Imagem incômoda/V

“Tu não me buscarias se já não me houvesses encontrado”. Este pensamento, ou algo parecido, de Pascal, apresentou-se em sua ambígua luminosidade a João Brandão, após muita busca e muito malogro. O cavalo desaparecido habitava em seu íntimo, João o levava consigo, pouco importando que a aparência física do objeto se subtraísse a seu olhar. Desistiu, pois, de procurá-lo. Não se procurando, acha-se. Um amigo de Juiz de Fora contou-lhe que vira desembarcar ali, de viatura militar, volumoso objeto recoberto de lona, transportado sob escolta munida de metralhadoras. Era o cavalo, evidentemente.

JB dispõe de boas relações em Juiz de Fora. Seguiu para lá, disfarçado em comprador de antiguidades. Para não comprometer ninguém, deixaremos de relatar como foi que ele, sem punhal automático na biqueira do sapato, sem raio laser e outros babados próprios de Flint e James Bond, conseguiu penetrar às 23h na dependência da IV RM onde se guardava a sete chaves o animal. Também omitiremos as circunstâncias em que o retirou de clausura e iniciou a volta ao Rio de Janeiro.

Anotaremos apenas que a Lua refletida no Paraibuna parecia acumpliciar-se com a aventura: não era bastante clara para denunciar nosso homem, nem tão enrustida que o fizesse perder o rumo. Lua docemente mineira. Daí, quem sabe? Talvez as próprias autoridades, cansadas de guardar o cavalinho, e não sabendo o que fazer dele, houvessem favorecido o rapto. O cavalo tinha a especialidade de dizer coisas desagradáveis ou tristes, que aconteciam logo depois. Se fosse possível inverter-lhe o mecanismo, de sorte que passasse a dizer amenidades, poderia ser aproveitado na Agência Nacional. Os técnicos do Instituto Federal de Otimismo, que funciona junto ao Palácio da Alvorada em regime de tempo integral, consultados, opinaram negativamente. Conservá-lo era inquietante: como deixar no interior de praça de guerra um ente mágico, perturbador? Preferível soltá-lo, mantendo-o sob vigilância da DOPS; seu proprietário seria o primeiro a não querer divulgar-lhe o dom profético: dentada de cavalo não é mole não.

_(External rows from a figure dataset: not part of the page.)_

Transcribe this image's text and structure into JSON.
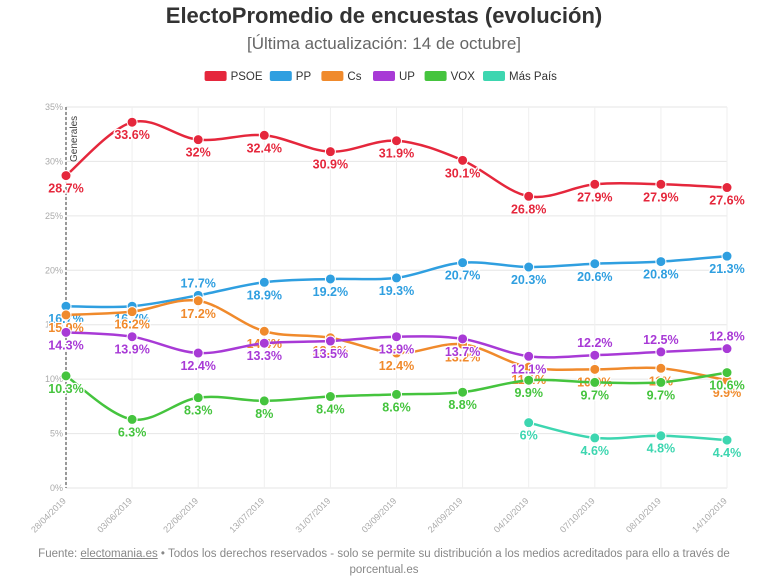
{
  "header": {
    "title": "ElectoPromedio de encuestas (evolución)",
    "subtitle": "[Última actualización: 14 de octubre]"
  },
  "footer": {
    "prefix": "Fuente: ",
    "link": "electomania.es",
    "text": " • Todos los derechos reservados - solo se permite su distribución a los medios acreditados para ello a través de porcentual.es"
  },
  "chart_data": {
    "type": "line",
    "title": "ElectoPromedio de encuestas (evolución)",
    "subtitle": "[Última actualización: 14 de octubre]",
    "x": [
      "28/04/2019",
      "03/06/2019",
      "22/06/2019",
      "13/07/2019",
      "31/07/2019",
      "03/09/2019",
      "24/09/2019",
      "04/10/2019",
      "07/10/2019",
      "08/10/2019",
      "14/10/2019"
    ],
    "ylim": [
      0,
      35
    ],
    "yticks": [
      "0%",
      "5%",
      "10%",
      "15%",
      "20%",
      "25%",
      "30%",
      "35%"
    ],
    "legend_position": "top",
    "annotation": "Generales",
    "series": [
      {
        "name": "PSOE",
        "color": "#e5273c",
        "values": [
          28.7,
          33.6,
          32,
          32.4,
          30.9,
          31.9,
          30.1,
          26.8,
          27.9,
          27.9,
          27.6
        ],
        "labels": [
          "28.7%",
          "33.6%",
          "32%",
          "32.4%",
          "30.9%",
          "31.9%",
          "30.1%",
          "26.8%",
          "27.9%",
          "27.9%",
          "27.6%"
        ]
      },
      {
        "name": "PP",
        "color": "#2f9fe0",
        "values": [
          16.7,
          16.7,
          17.7,
          18.9,
          19.2,
          19.3,
          20.7,
          20.3,
          20.6,
          20.8,
          21.3
        ],
        "labels": [
          "16.7%",
          "16.7%",
          "17.7%",
          "18.9%",
          "19.2%",
          "19.3%",
          "20.7%",
          "20.3%",
          "20.6%",
          "20.8%",
          "21.3%"
        ]
      },
      {
        "name": "Cs",
        "color": "#f08a2c",
        "values": [
          15.9,
          16.2,
          17.2,
          14.4,
          13.8,
          12.4,
          13.2,
          11.1,
          10.9,
          11,
          9.9
        ],
        "labels": [
          "15.9%",
          "16.2%",
          "17.2%",
          "14.4%",
          "13.8%",
          "12.4%",
          "13.2%",
          "11.1%",
          "10.9%",
          "11%",
          "9.9%"
        ]
      },
      {
        "name": "UP",
        "color": "#a83ad6",
        "values": [
          14.3,
          13.9,
          12.4,
          13.3,
          13.5,
          13.9,
          13.7,
          12.1,
          12.2,
          12.5,
          12.8
        ],
        "labels": [
          "14.3%",
          "13.9%",
          "12.4%",
          "13.3%",
          "13.5%",
          "13.9%",
          "13.7%",
          "12.1%",
          "12.2%",
          "12.5%",
          "12.8%"
        ]
      },
      {
        "name": "VOX",
        "color": "#45c43e",
        "values": [
          10.3,
          6.3,
          8.3,
          8,
          8.4,
          8.6,
          8.8,
          9.9,
          9.7,
          9.7,
          10.6
        ],
        "labels": [
          "10.3%",
          "6.3%",
          "8.3%",
          "8%",
          "8.4%",
          "8.6%",
          "8.8%",
          "9.9%",
          "9.7%",
          "9.7%",
          "10.6%"
        ]
      },
      {
        "name": "Más País",
        "color": "#3dd6b0",
        "values": [
          null,
          null,
          null,
          null,
          null,
          null,
          null,
          6,
          4.6,
          4.8,
          4.4
        ],
        "labels": [
          null,
          null,
          null,
          null,
          null,
          null,
          null,
          "6%",
          "4.6%",
          "4.8%",
          "4.4%"
        ]
      }
    ]
  }
}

Lá vai pela estrada, de carro, João com seu cavalinho. Pensa o que fará dele. Sabe que no futuro não terá sossego em casa. Amigos acabarão desvendando o segredo, procurarão transformar o animal em oráculo de cada um. E ele, João, sofrerá as consequências no lombo. Isso não contando com os agentes federais, que decerto hão de querer recapturar a presa (JB ignorava o pensamento último da revolução a respeito do cavalo incômodo). E, deprimido, suspirou, plagiando Manuel Bandeira:

— Nunca mais outrora a minha vida teria sido um festim!

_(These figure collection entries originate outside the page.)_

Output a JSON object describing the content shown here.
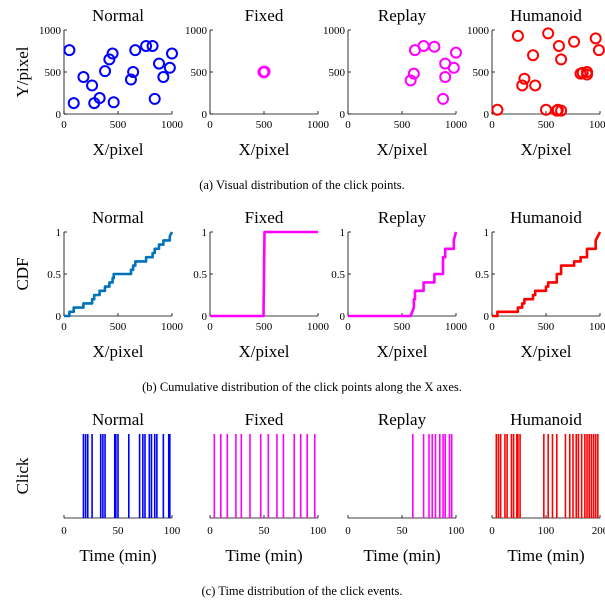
{
  "captions": {
    "a": "(a)  Visual distribution of the click points.",
    "b": "(b)  Cumulative distribution of the click points along the X axes.",
    "c": "(c)  Time distribution of the click events."
  },
  "chart_data": [
    {
      "id": "a-normal",
      "row": 0,
      "col": 0,
      "type": "scatter",
      "title": "Normal",
      "xlabel": "X/pixel",
      "ylabel": "Y/pixel",
      "xlim": [
        0,
        1000
      ],
      "ylim": [
        0,
        1000
      ],
      "xticks": [
        0,
        500,
        1000
      ],
      "yticks": [
        0,
        500,
        1000
      ],
      "color": "#0000ff",
      "x": [
        50,
        90,
        180,
        260,
        280,
        330,
        380,
        450,
        460,
        420,
        620,
        640,
        660,
        760,
        820,
        840,
        880,
        920,
        980,
        1000
      ],
      "y": [
        760,
        130,
        440,
        340,
        130,
        190,
        510,
        720,
        140,
        650,
        410,
        500,
        760,
        810,
        810,
        180,
        600,
        440,
        550,
        720
      ]
    },
    {
      "id": "a-fixed",
      "row": 0,
      "col": 1,
      "type": "scatter",
      "title": "Fixed",
      "xlabel": "X/pixel",
      "ylabel": "",
      "xlim": [
        0,
        1000
      ],
      "ylim": [
        0,
        1000
      ],
      "xticks": [
        0,
        500,
        1000
      ],
      "yticks": [
        0,
        500,
        1000
      ],
      "color": "#ff00ff",
      "x": [
        500,
        500,
        505,
        495
      ],
      "y": [
        500,
        495,
        505,
        500
      ]
    },
    {
      "id": "a-replay",
      "row": 0,
      "col": 2,
      "type": "scatter",
      "title": "Replay",
      "xlabel": "X/pixel",
      "ylabel": "",
      "xlim": [
        0,
        1000
      ],
      "ylim": [
        0,
        1000
      ],
      "xticks": [
        0,
        500,
        1000
      ],
      "yticks": [
        0,
        500,
        1000
      ],
      "color": "#ff00ff",
      "x": [
        580,
        610,
        620,
        700,
        800,
        880,
        900,
        900,
        980,
        1000
      ],
      "y": [
        400,
        480,
        760,
        810,
        800,
        180,
        600,
        440,
        550,
        730
      ]
    },
    {
      "id": "a-humanoid",
      "row": 0,
      "col": 3,
      "type": "scatter",
      "title": "Humanoid",
      "xlabel": "X/pixel",
      "ylabel": "",
      "xlim": [
        0,
        1000
      ],
      "ylim": [
        0,
        1000
      ],
      "xticks": [
        0,
        500,
        1000
      ],
      "yticks": [
        0,
        500,
        1000
      ],
      "color": "#ff0000",
      "x": [
        50,
        240,
        280,
        300,
        380,
        400,
        500,
        520,
        600,
        610,
        620,
        640,
        640,
        760,
        820,
        840,
        880,
        880,
        960,
        990
      ],
      "y": [
        50,
        930,
        340,
        420,
        700,
        340,
        50,
        960,
        40,
        50,
        810,
        650,
        40,
        860,
        480,
        490,
        470,
        500,
        900,
        760
      ]
    },
    {
      "id": "b-normal",
      "row": 1,
      "col": 0,
      "type": "line",
      "title": "Normal",
      "xlabel": "X/pixel",
      "ylabel": "CDF",
      "xlim": [
        0,
        1000
      ],
      "ylim": [
        0,
        1
      ],
      "xticks": [
        0,
        500,
        1000
      ],
      "yticks": [
        0,
        0.5,
        1
      ],
      "color": "#0072bd",
      "x": [
        0,
        50,
        50,
        90,
        90,
        180,
        180,
        260,
        260,
        280,
        280,
        330,
        330,
        380,
        380,
        420,
        420,
        450,
        450,
        460,
        460,
        620,
        620,
        640,
        640,
        660,
        660,
        760,
        760,
        820,
        820,
        840,
        840,
        880,
        880,
        920,
        920,
        980,
        980,
        1000
      ],
      "y": [
        0,
        0,
        0.05,
        0.05,
        0.1,
        0.1,
        0.15,
        0.15,
        0.2,
        0.2,
        0.25,
        0.25,
        0.3,
        0.3,
        0.35,
        0.35,
        0.4,
        0.4,
        0.45,
        0.45,
        0.5,
        0.5,
        0.55,
        0.55,
        0.6,
        0.6,
        0.65,
        0.65,
        0.7,
        0.7,
        0.75,
        0.75,
        0.8,
        0.8,
        0.85,
        0.85,
        0.9,
        0.9,
        0.95,
        1.0
      ]
    },
    {
      "id": "b-fixed",
      "row": 1,
      "col": 1,
      "type": "line",
      "title": "Fixed",
      "xlabel": "X/pixel",
      "ylabel": "",
      "xlim": [
        0,
        1000
      ],
      "ylim": [
        0,
        1
      ],
      "xticks": [
        0,
        500,
        1000
      ],
      "yticks": [
        0,
        0.5,
        1
      ],
      "color": "#ff00ff",
      "x": [
        0,
        495,
        505,
        1000
      ],
      "y": [
        0,
        0,
        1,
        1
      ]
    },
    {
      "id": "b-replay",
      "row": 1,
      "col": 2,
      "type": "line",
      "title": "Replay",
      "xlabel": "X/pixel",
      "ylabel": "",
      "xlim": [
        0,
        1000
      ],
      "ylim": [
        0,
        1
      ],
      "xticks": [
        0,
        500,
        1000
      ],
      "yticks": [
        0,
        0.5,
        1
      ],
      "color": "#ff00ff",
      "x": [
        0,
        580,
        610,
        610,
        620,
        620,
        700,
        700,
        800,
        800,
        880,
        880,
        900,
        900,
        980,
        980,
        1000
      ],
      "y": [
        0,
        0,
        0.1,
        0.2,
        0.2,
        0.3,
        0.3,
        0.4,
        0.4,
        0.5,
        0.5,
        0.7,
        0.7,
        0.8,
        0.8,
        0.9,
        1.0
      ]
    },
    {
      "id": "b-humanoid",
      "row": 1,
      "col": 3,
      "type": "line",
      "title": "Humanoid",
      "xlabel": "X/pixel",
      "ylabel": "",
      "xlim": [
        0,
        1000
      ],
      "ylim": [
        0,
        1
      ],
      "xticks": [
        0,
        500,
        1000
      ],
      "yticks": [
        0,
        0.5,
        1
      ],
      "color": "#ff0000",
      "x": [
        0,
        50,
        50,
        240,
        240,
        280,
        280,
        300,
        300,
        380,
        380,
        400,
        400,
        500,
        500,
        520,
        520,
        600,
        600,
        640,
        640,
        760,
        760,
        820,
        820,
        880,
        880,
        960,
        960,
        1000
      ],
      "y": [
        0,
        0,
        0.05,
        0.05,
        0.1,
        0.1,
        0.15,
        0.15,
        0.2,
        0.2,
        0.25,
        0.25,
        0.3,
        0.3,
        0.35,
        0.35,
        0.4,
        0.4,
        0.5,
        0.5,
        0.6,
        0.6,
        0.65,
        0.65,
        0.7,
        0.7,
        0.8,
        0.8,
        0.9,
        1.0
      ]
    },
    {
      "id": "c-normal",
      "row": 2,
      "col": 0,
      "type": "events",
      "title": "Normal",
      "xlabel": "Time (min)",
      "ylabel": "Click",
      "xlim": [
        0,
        100
      ],
      "xticks": [
        0,
        50,
        100
      ],
      "color": "#0000ff",
      "x": [
        18,
        20,
        22,
        26,
        34,
        36,
        38,
        47,
        48,
        50,
        60,
        70,
        73,
        75,
        79,
        81,
        84,
        86,
        92,
        97,
        98
      ]
    },
    {
      "id": "c-fixed",
      "row": 2,
      "col": 1,
      "type": "events",
      "title": "Fixed",
      "xlabel": "Time (min)",
      "ylabel": "",
      "xlim": [
        0,
        100
      ],
      "xticks": [
        0,
        50,
        100
      ],
      "color": "#ff00ff",
      "x": [
        4,
        10,
        16,
        24,
        29,
        37,
        47,
        54,
        62,
        68,
        78,
        84,
        90,
        97
      ]
    },
    {
      "id": "c-replay",
      "row": 2,
      "col": 2,
      "type": "events",
      "title": "Replay",
      "xlabel": "Time (min)",
      "ylabel": "",
      "xlim": [
        0,
        100
      ],
      "xticks": [
        0,
        50,
        100
      ],
      "color": "#ff00ff",
      "x": [
        60,
        70,
        75,
        78,
        81,
        85,
        88,
        90,
        94,
        96
      ]
    },
    {
      "id": "c-humanoid",
      "row": 2,
      "col": 3,
      "type": "events",
      "title": "Humanoid",
      "xlabel": "Time (min)",
      "ylabel": "",
      "xlim": [
        0,
        200
      ],
      "xticks": [
        0,
        100,
        200
      ],
      "color": "#ff0000",
      "x": [
        8,
        12,
        16,
        24,
        28,
        36,
        40,
        46,
        48,
        52,
        96,
        104,
        112,
        120,
        136,
        144,
        150,
        156,
        160,
        166,
        172,
        176,
        180,
        184,
        188,
        192,
        196
      ]
    }
  ]
}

Num esforço de imaginação já se sentia tão fatigado — sonhou o absurdo: voaria até Barreira do Inferno e, por artes de berliques e berloques, introduziria o cavalo num foguete meteorológico, salvando-o da ação repressiva do Poder Público. Levá-lo até Cabo Kennedy e colocá-lo no bojo de um satélite artificial, ah, seria ótimo. Mas excederia о absurdo. Mesmo o absurdo nacional, porém, era demais para suas fracas forças.

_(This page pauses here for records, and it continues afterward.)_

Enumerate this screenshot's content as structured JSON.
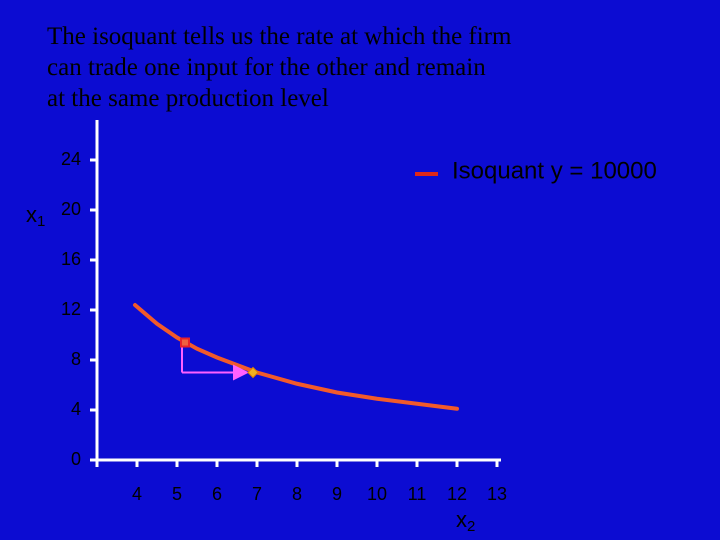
{
  "chart_data": {
    "type": "line",
    "title": [
      "The isoquant tells us the rate at which the firm",
      "can trade one input for the other and remain",
      "at the same production level"
    ],
    "x_label": {
      "text": "x",
      "subscript": "2"
    },
    "y_label": {
      "text": "x",
      "subscript": "1"
    },
    "series": [
      {
        "name": "Isoquant y = 10000",
        "color": "#f25a2a",
        "x": [
          3.95,
          4.5,
          5,
          5.5,
          6,
          7,
          8,
          9,
          10,
          11,
          12
        ],
        "values": [
          12.4,
          10.9,
          9.8,
          8.9,
          8.2,
          7,
          6.1,
          5.4,
          4.9,
          4.5,
          4.1
        ]
      }
    ],
    "points": [
      {
        "x": 5.2,
        "y": 9.4,
        "color": "#e8202a",
        "shape": "square"
      },
      {
        "x": 6.9,
        "y": 7,
        "color": "#f0b020",
        "shape": "diamond"
      }
    ],
    "arrow_color": "#ff60ff",
    "legend_color": "#e02818",
    "xlim": [
      3,
      13.1
    ],
    "ylim": [
      0,
      27.2
    ],
    "xticks": [
      4,
      5,
      6,
      7,
      8,
      9,
      10,
      11,
      12,
      13
    ],
    "yticks": [
      0,
      4,
      8,
      12,
      16,
      20,
      24
    ],
    "legend": "top-right"
  }
}
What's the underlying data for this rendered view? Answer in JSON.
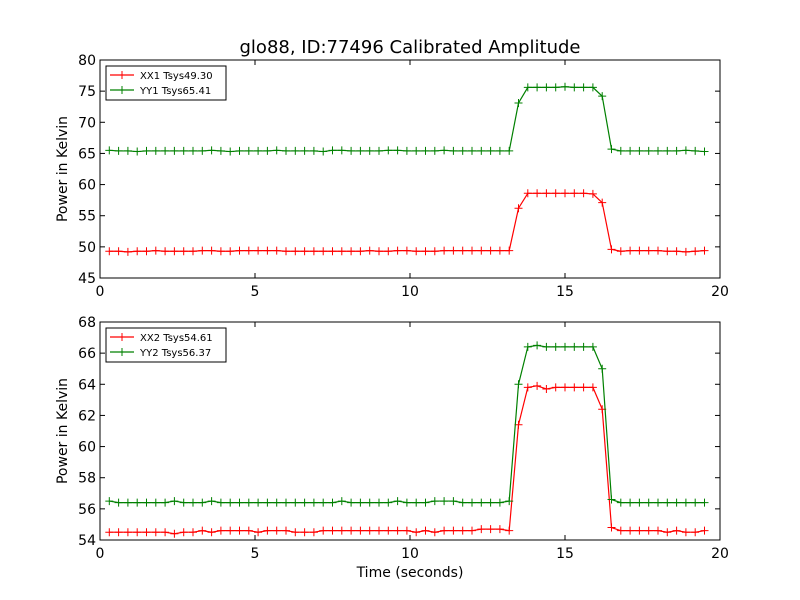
{
  "title": "glo88, ID:77496 Calibrated Amplitude",
  "chart_data": [
    {
      "type": "line",
      "xlabel": "",
      "ylabel": "Power in Kelvin",
      "xlim": [
        0,
        20
      ],
      "ylim": [
        45,
        80
      ],
      "xticks": [
        0,
        5,
        10,
        15,
        20
      ],
      "yticks": [
        45,
        50,
        55,
        60,
        65,
        70,
        75,
        80
      ],
      "grid": false,
      "legend_position": "top-left",
      "x": [
        0.3,
        0.6,
        0.9,
        1.2,
        1.5,
        1.8,
        2.1,
        2.4,
        2.7,
        3.0,
        3.3,
        3.6,
        3.9,
        4.2,
        4.5,
        4.8,
        5.1,
        5.4,
        5.7,
        6.0,
        6.3,
        6.6,
        6.9,
        7.2,
        7.5,
        7.8,
        8.1,
        8.4,
        8.7,
        9.0,
        9.3,
        9.6,
        9.9,
        10.2,
        10.5,
        10.8,
        11.1,
        11.4,
        11.7,
        12.0,
        12.3,
        12.6,
        12.9,
        13.2,
        13.5,
        13.8,
        14.1,
        14.4,
        14.7,
        15.0,
        15.3,
        15.6,
        15.9,
        16.2,
        16.5,
        16.8,
        17.1,
        17.4,
        17.7,
        18.0,
        18.3,
        18.6,
        18.9,
        19.2,
        19.5
      ],
      "series": [
        {
          "name": "XX1 Tsys49.30",
          "color": "#ff0000",
          "values": [
            49.3,
            49.3,
            49.2,
            49.3,
            49.3,
            49.4,
            49.3,
            49.3,
            49.3,
            49.3,
            49.4,
            49.4,
            49.3,
            49.3,
            49.4,
            49.4,
            49.4,
            49.4,
            49.4,
            49.3,
            49.3,
            49.3,
            49.3,
            49.3,
            49.3,
            49.3,
            49.3,
            49.3,
            49.4,
            49.3,
            49.3,
            49.4,
            49.4,
            49.3,
            49.3,
            49.3,
            49.4,
            49.4,
            49.4,
            49.4,
            49.4,
            49.4,
            49.4,
            49.4,
            56.2,
            58.6,
            58.6,
            58.6,
            58.6,
            58.6,
            58.6,
            58.6,
            58.5,
            57.1,
            49.6,
            49.3,
            49.4,
            49.4,
            49.4,
            49.4,
            49.3,
            49.3,
            49.2,
            49.3,
            49.4
          ]
        },
        {
          "name": "YY1 Tsys65.41",
          "color": "#008000",
          "values": [
            65.5,
            65.4,
            65.4,
            65.3,
            65.4,
            65.4,
            65.4,
            65.4,
            65.4,
            65.4,
            65.4,
            65.5,
            65.4,
            65.3,
            65.4,
            65.4,
            65.4,
            65.4,
            65.5,
            65.4,
            65.4,
            65.4,
            65.4,
            65.3,
            65.5,
            65.5,
            65.4,
            65.4,
            65.4,
            65.4,
            65.5,
            65.5,
            65.4,
            65.4,
            65.4,
            65.4,
            65.5,
            65.4,
            65.4,
            65.4,
            65.4,
            65.4,
            65.4,
            65.4,
            73.1,
            75.6,
            75.6,
            75.6,
            75.6,
            75.7,
            75.6,
            75.6,
            75.6,
            74.2,
            65.7,
            65.4,
            65.4,
            65.4,
            65.4,
            65.4,
            65.4,
            65.4,
            65.5,
            65.4,
            65.3
          ]
        }
      ]
    },
    {
      "type": "line",
      "xlabel": "Time (seconds)",
      "ylabel": "Power in Kelvin",
      "xlim": [
        0,
        20
      ],
      "ylim": [
        54,
        68
      ],
      "xticks": [
        0,
        5,
        10,
        15,
        20
      ],
      "yticks": [
        54,
        56,
        58,
        60,
        62,
        64,
        66,
        68
      ],
      "grid": false,
      "legend_position": "top-left",
      "x": [
        0.3,
        0.6,
        0.9,
        1.2,
        1.5,
        1.8,
        2.1,
        2.4,
        2.7,
        3.0,
        3.3,
        3.6,
        3.9,
        4.2,
        4.5,
        4.8,
        5.1,
        5.4,
        5.7,
        6.0,
        6.3,
        6.6,
        6.9,
        7.2,
        7.5,
        7.8,
        8.1,
        8.4,
        8.7,
        9.0,
        9.3,
        9.6,
        9.9,
        10.2,
        10.5,
        10.8,
        11.1,
        11.4,
        11.7,
        12.0,
        12.3,
        12.6,
        12.9,
        13.2,
        13.5,
        13.8,
        14.1,
        14.4,
        14.7,
        15.0,
        15.3,
        15.6,
        15.9,
        16.2,
        16.5,
        16.8,
        17.1,
        17.4,
        17.7,
        18.0,
        18.3,
        18.6,
        18.9,
        19.2,
        19.5
      ],
      "series": [
        {
          "name": "XX2 Tsys54.61",
          "color": "#ff0000",
          "values": [
            54.5,
            54.5,
            54.5,
            54.5,
            54.5,
            54.5,
            54.5,
            54.4,
            54.5,
            54.5,
            54.6,
            54.5,
            54.6,
            54.6,
            54.6,
            54.6,
            54.5,
            54.6,
            54.6,
            54.6,
            54.5,
            54.5,
            54.5,
            54.6,
            54.6,
            54.6,
            54.6,
            54.6,
            54.6,
            54.6,
            54.6,
            54.6,
            54.6,
            54.5,
            54.6,
            54.5,
            54.6,
            54.6,
            54.6,
            54.6,
            54.7,
            54.7,
            54.7,
            54.6,
            61.4,
            63.8,
            63.9,
            63.7,
            63.8,
            63.8,
            63.8,
            63.8,
            63.8,
            62.4,
            54.8,
            54.6,
            54.6,
            54.6,
            54.6,
            54.6,
            54.5,
            54.6,
            54.5,
            54.5,
            54.6
          ]
        },
        {
          "name": "YY2 Tsys56.37",
          "color": "#008000",
          "values": [
            56.5,
            56.4,
            56.4,
            56.4,
            56.4,
            56.4,
            56.4,
            56.5,
            56.4,
            56.4,
            56.4,
            56.5,
            56.4,
            56.4,
            56.4,
            56.4,
            56.4,
            56.4,
            56.4,
            56.4,
            56.4,
            56.4,
            56.4,
            56.4,
            56.4,
            56.5,
            56.4,
            56.4,
            56.4,
            56.4,
            56.4,
            56.5,
            56.4,
            56.4,
            56.4,
            56.5,
            56.5,
            56.5,
            56.4,
            56.4,
            56.4,
            56.4,
            56.4,
            56.5,
            64.0,
            66.4,
            66.5,
            66.4,
            66.4,
            66.4,
            66.4,
            66.4,
            66.4,
            65.0,
            56.6,
            56.4,
            56.4,
            56.4,
            56.4,
            56.4,
            56.4,
            56.4,
            56.4,
            56.4,
            56.4
          ]
        }
      ]
    }
  ]
}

Meia-noite. João para o carro à beira da estrada e tira o cavalo da grade. Quer conhecer pelo miúdo trabalhos e aflições que o esperam na Guanabara, nas próximas 24 horas. Para espanto seu e nosso, que não esperávamos tal coisa, o cavalo estava sem rabo. Um coronel cortara o rabo do cavalo. E o cavalo, sem rabo, não profetizava mais nada. Apenas ferrou uma big dentada no posterior de João Brandão, que não soubera impedir a ablação do apêndice divinatório. Na dor da mordida, João deixou cair o ex-mágico animal na estrada. Logo se transformou em cacos, e os cacos em pó, sob as rodas que passavam. Quem se decepcionar com o fim insignificante deste caso, que nos desculpe: todos os casos reais têm fim insignificante.